Garrison argued that his beliefs originated around scientific facts.
“I could make the religious case, because it think it is also a religious issue… But I think I can make a secular case for it just simply on the science and the biology.”
In response, Rosner countered that the issue is inseparably linked to religious doctrine and thus less credible than fact.
“The problem is that the so-called ‘fight against abortion’ is so inextricably tied to the religious right in this country that to separate them is really just impossible,” she said.
Garrison also drew parallels between the political debates over slavery and those over abortion.
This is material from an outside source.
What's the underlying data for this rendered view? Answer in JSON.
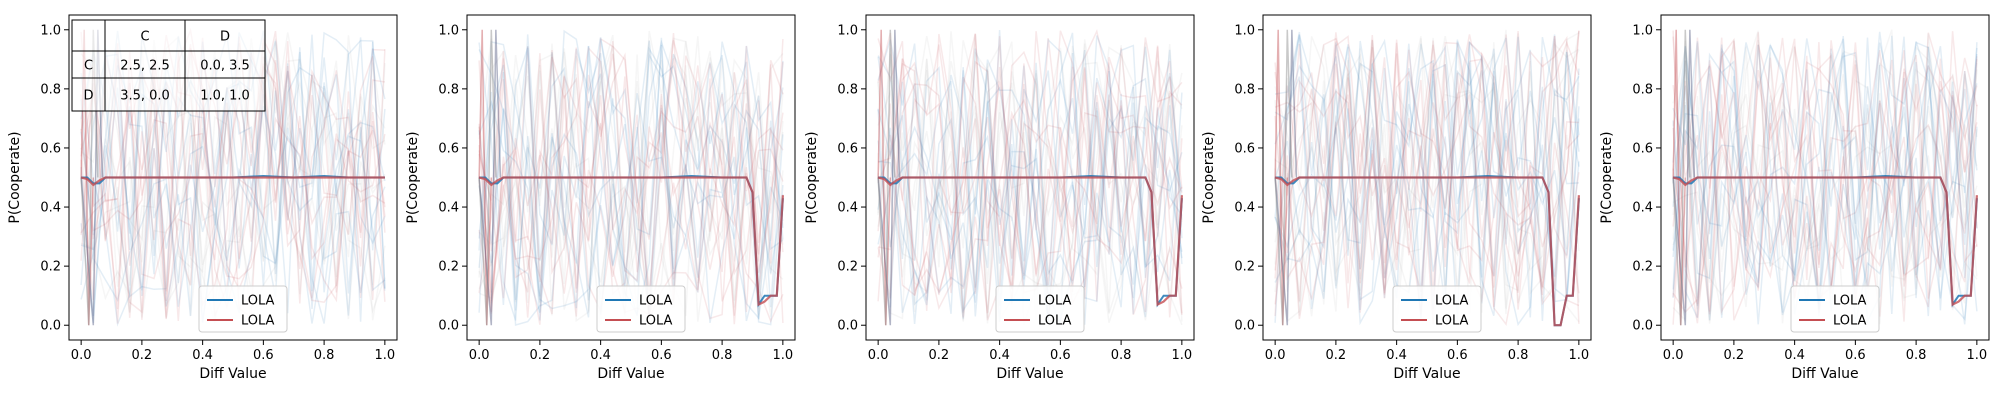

He argued that Democrats supported slavery and opposed civil rights and that they are once again on the side of opposing human rights with their support of abortions.
“Obama is the most vicious… or extreme pro-abortion politician,” Garrision argued.
He explained that while he wishes Mitt Romney was more pro-life, he supports Romney’s generally anti-abortion views.
At times, the two groups interacted with the public in ways other than just conversing; the pro-choice advocates solicited responses from passing cars with a sign that read, “Honk for choice.” In another instance, Garrison and a passer-by both pumped their fists in the air to each other in agreement over the issue.
At one point, a man driving a pick-up truck shouted “Pro-life!” to which Garrison responded, “Oop, another human. Oop, not another person of the devil. Oop, not another deviant.”
Garrison also joked, in regards to Rosner’s sign, “Wouldn’t that hurt? That girl must be kinky or something.”